Les mécanismes biologiques à l'œuvre
Plusieurs facteurs physiologiques influencent directement les envies alimentaires, indépendamment de la motivation :
- les hormones de la faim et de la satiété (ghréline, leptine)
- le circuit de la récompense cérébral, stimulé par le sucre et le gras
- le manque de sommeil, qui dérègle ces hormones
- le stress chronique et son impact sur le cortisol
Face à ces mécanismes, résister uniquement « par la tête » devient rapidement épuisant, et l'échec n'est pas un manque de caractère mais une conséquence logique de ce déséquilibre.
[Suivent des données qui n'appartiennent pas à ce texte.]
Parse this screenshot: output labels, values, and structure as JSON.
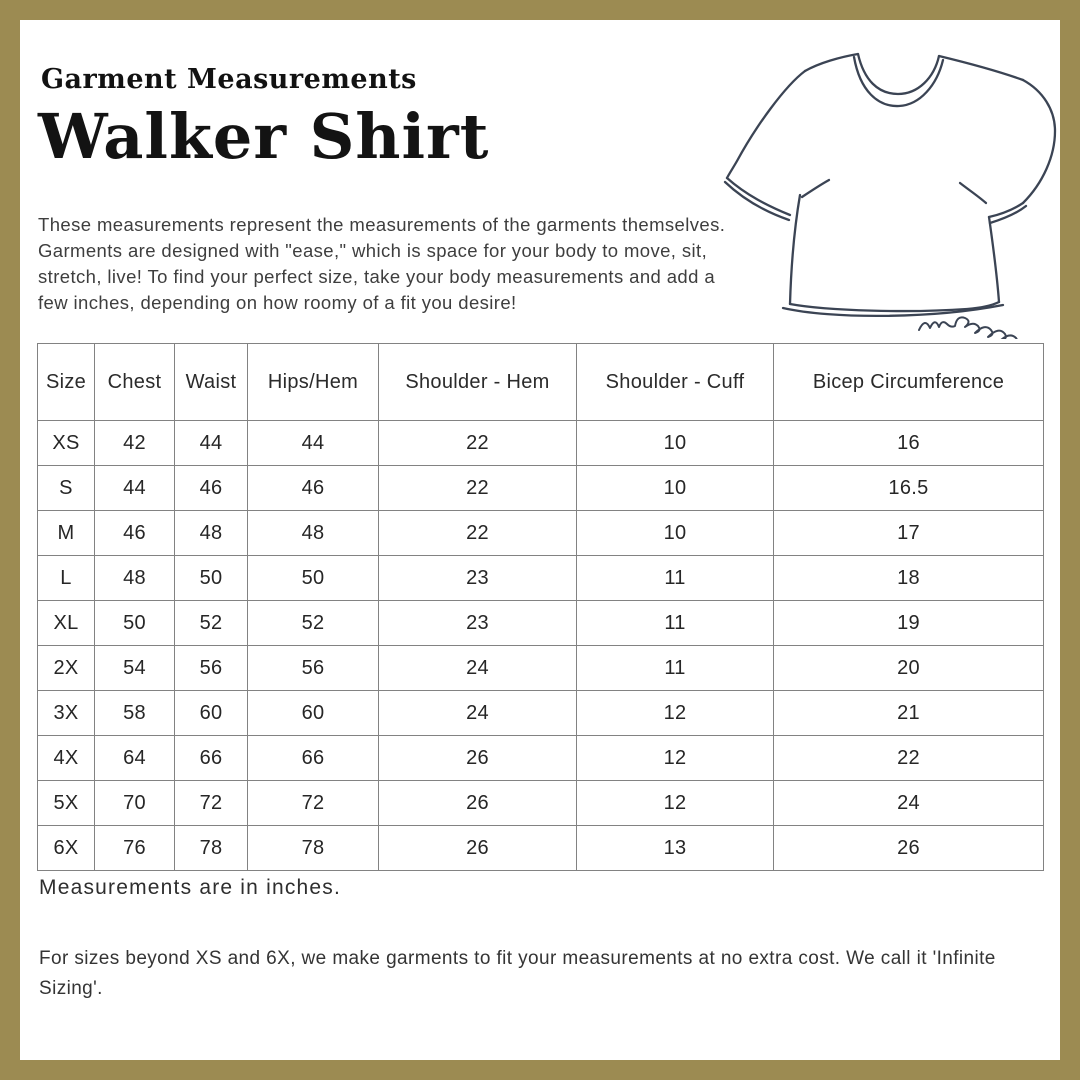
{
  "page": {
    "border_color": "#9c8b52",
    "background_color": "#ffffff"
  },
  "header": {
    "eyebrow": "Garment Measurements",
    "title": "Walker Shirt",
    "description_lines": [
      "These measurements represent the measurements of the garments themselves.",
      "Garments are designed with \"ease,\" which is space for your body to move, sit,",
      "stretch, live! To find your perfect size, take your body measurements and add a",
      "few inches, depending on how roomy of a fit you desire!"
    ]
  },
  "illustration": {
    "type": "hand-drawn t-shirt sketch",
    "signature": "cm2022",
    "stroke_color": "#3b4454"
  },
  "chart_data": {
    "type": "table",
    "title": "Walker Shirt",
    "subtitle": "Garment Measurements",
    "units": "inches",
    "columns": [
      "Size",
      "Chest",
      "Waist",
      "Hips/Hem",
      "Shoulder - Hem",
      "Shoulder - Cuff",
      "Bicep Circumference"
    ],
    "rows": [
      [
        "XS",
        "42",
        "44",
        "44",
        "22",
        "10",
        "16"
      ],
      [
        "S",
        "44",
        "46",
        "46",
        "22",
        "10",
        "16.5"
      ],
      [
        "M",
        "46",
        "48",
        "48",
        "22",
        "10",
        "17"
      ],
      [
        "L",
        "48",
        "50",
        "50",
        "23",
        "11",
        "18"
      ],
      [
        "XL",
        "50",
        "52",
        "52",
        "23",
        "11",
        "19"
      ],
      [
        "2X",
        "54",
        "56",
        "56",
        "24",
        "11",
        "20"
      ],
      [
        "3X",
        "58",
        "60",
        "60",
        "24",
        "12",
        "21"
      ],
      [
        "4X",
        "64",
        "66",
        "66",
        "26",
        "12",
        "22"
      ],
      [
        "5X",
        "70",
        "72",
        "72",
        "26",
        "12",
        "24"
      ],
      [
        "6X",
        "76",
        "78",
        "78",
        "26",
        "13",
        "26"
      ]
    ]
  },
  "footer": {
    "units_note": "Measurements are in inches.",
    "infinite_sizing_note": "For sizes beyond XS and 6X, we make garments to fit your measurements at no extra cost. We call it 'Infinite Sizing'."
  }
}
Pourquoi la culpabilisation aggrave souvent la situation
Se reprocher un écart alimentaire génère fréquemment un stress supplémentaire, qui renforce à son tour les envies compulsives. Ce cercle « craquage → culpabilité → stress → nouveau craquage » est l'un des principaux obstacles à une perte de poids durable.
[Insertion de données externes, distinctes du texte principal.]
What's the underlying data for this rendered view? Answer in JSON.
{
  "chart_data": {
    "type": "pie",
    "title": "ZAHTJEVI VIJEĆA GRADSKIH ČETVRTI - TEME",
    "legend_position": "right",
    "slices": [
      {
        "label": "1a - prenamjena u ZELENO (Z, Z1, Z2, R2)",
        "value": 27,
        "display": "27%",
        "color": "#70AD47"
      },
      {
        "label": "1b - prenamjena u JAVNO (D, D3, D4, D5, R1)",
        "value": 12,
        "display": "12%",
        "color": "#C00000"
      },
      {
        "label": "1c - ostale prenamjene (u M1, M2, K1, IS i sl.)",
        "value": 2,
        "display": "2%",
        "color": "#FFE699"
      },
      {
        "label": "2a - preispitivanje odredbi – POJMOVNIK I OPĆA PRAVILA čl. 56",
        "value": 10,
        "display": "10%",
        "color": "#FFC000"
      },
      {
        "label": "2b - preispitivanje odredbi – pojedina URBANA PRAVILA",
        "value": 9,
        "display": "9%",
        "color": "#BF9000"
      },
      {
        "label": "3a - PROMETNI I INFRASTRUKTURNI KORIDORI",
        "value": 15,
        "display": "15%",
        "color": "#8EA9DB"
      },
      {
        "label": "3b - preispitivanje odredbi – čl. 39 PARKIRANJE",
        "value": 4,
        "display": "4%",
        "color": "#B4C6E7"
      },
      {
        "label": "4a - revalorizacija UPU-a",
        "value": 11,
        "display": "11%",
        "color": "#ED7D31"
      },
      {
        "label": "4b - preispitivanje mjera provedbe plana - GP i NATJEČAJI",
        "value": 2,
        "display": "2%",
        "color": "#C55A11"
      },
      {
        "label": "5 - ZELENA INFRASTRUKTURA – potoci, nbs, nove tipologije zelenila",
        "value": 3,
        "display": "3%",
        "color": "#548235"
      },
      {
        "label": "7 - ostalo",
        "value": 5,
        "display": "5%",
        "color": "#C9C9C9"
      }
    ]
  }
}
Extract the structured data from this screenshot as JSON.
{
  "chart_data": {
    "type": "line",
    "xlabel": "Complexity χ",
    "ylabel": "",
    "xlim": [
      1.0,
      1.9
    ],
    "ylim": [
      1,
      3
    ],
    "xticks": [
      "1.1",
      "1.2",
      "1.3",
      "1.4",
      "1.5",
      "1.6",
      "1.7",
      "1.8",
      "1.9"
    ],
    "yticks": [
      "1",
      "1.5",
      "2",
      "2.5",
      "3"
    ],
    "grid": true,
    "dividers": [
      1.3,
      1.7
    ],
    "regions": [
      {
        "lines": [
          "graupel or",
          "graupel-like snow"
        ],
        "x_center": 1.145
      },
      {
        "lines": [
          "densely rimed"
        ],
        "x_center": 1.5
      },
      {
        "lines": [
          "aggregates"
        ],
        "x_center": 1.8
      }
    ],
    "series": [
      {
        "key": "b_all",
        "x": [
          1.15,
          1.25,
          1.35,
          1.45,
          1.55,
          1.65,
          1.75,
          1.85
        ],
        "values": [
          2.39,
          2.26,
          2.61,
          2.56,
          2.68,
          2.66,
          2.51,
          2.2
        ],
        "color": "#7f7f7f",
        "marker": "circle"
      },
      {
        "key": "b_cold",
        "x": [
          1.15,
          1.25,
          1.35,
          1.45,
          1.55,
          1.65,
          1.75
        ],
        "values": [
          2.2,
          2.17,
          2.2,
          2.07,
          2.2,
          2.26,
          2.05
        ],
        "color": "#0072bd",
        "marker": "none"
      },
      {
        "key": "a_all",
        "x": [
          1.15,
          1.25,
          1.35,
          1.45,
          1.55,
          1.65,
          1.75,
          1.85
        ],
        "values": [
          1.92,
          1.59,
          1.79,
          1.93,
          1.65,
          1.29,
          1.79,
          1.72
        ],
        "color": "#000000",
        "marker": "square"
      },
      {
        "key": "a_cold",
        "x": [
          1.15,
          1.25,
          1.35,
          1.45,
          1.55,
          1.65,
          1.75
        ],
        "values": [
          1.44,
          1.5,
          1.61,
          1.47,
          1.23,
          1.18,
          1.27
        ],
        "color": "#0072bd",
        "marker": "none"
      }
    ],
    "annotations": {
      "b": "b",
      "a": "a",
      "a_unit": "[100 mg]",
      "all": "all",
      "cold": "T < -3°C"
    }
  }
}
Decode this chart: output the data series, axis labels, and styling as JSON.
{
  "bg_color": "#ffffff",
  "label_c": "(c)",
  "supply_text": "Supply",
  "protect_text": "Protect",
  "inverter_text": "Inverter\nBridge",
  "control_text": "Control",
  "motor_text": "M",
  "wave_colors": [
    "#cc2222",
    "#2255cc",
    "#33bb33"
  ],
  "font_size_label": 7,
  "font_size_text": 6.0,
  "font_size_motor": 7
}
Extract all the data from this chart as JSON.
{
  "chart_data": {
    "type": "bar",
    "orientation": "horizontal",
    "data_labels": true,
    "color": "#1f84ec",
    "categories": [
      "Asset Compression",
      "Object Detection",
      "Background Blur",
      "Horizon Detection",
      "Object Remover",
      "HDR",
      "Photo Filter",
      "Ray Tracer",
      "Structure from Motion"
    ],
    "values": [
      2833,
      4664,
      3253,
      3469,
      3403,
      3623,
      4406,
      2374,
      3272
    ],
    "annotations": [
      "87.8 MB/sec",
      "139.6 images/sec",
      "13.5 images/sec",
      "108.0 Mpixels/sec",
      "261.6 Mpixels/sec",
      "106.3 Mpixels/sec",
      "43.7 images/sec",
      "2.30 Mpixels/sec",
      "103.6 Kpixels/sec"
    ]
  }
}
Agir sur les automatismes plutôt que sur la seule discipline
Plutôt que de compter uniquement sur la volonté, il est souvent plus efficace de travailler sur les automatismes eux-mêmes : identifier les déclencheurs émotionnels, améliorer le sommeil, réduire le stress de fond. Chez Laserlife, la méthode NéoQi® s'inscrit dans cette logique, en accompagnant la régulation des envies via la stimulation de zones réflexes auriculaires, dans une démarche de bien-être non médicale et non invasive.
Conclusion
Peiner à résister à ses envies alimentaires n'est pas un manque de volonté, mais souvent le signe d'un déséquilibre plus profond — stress, sommeil, hormones. Comprendre ces mécanismes permet de sortir de la culpabilité et d'envisager des solutions plus adaptées et plus durables.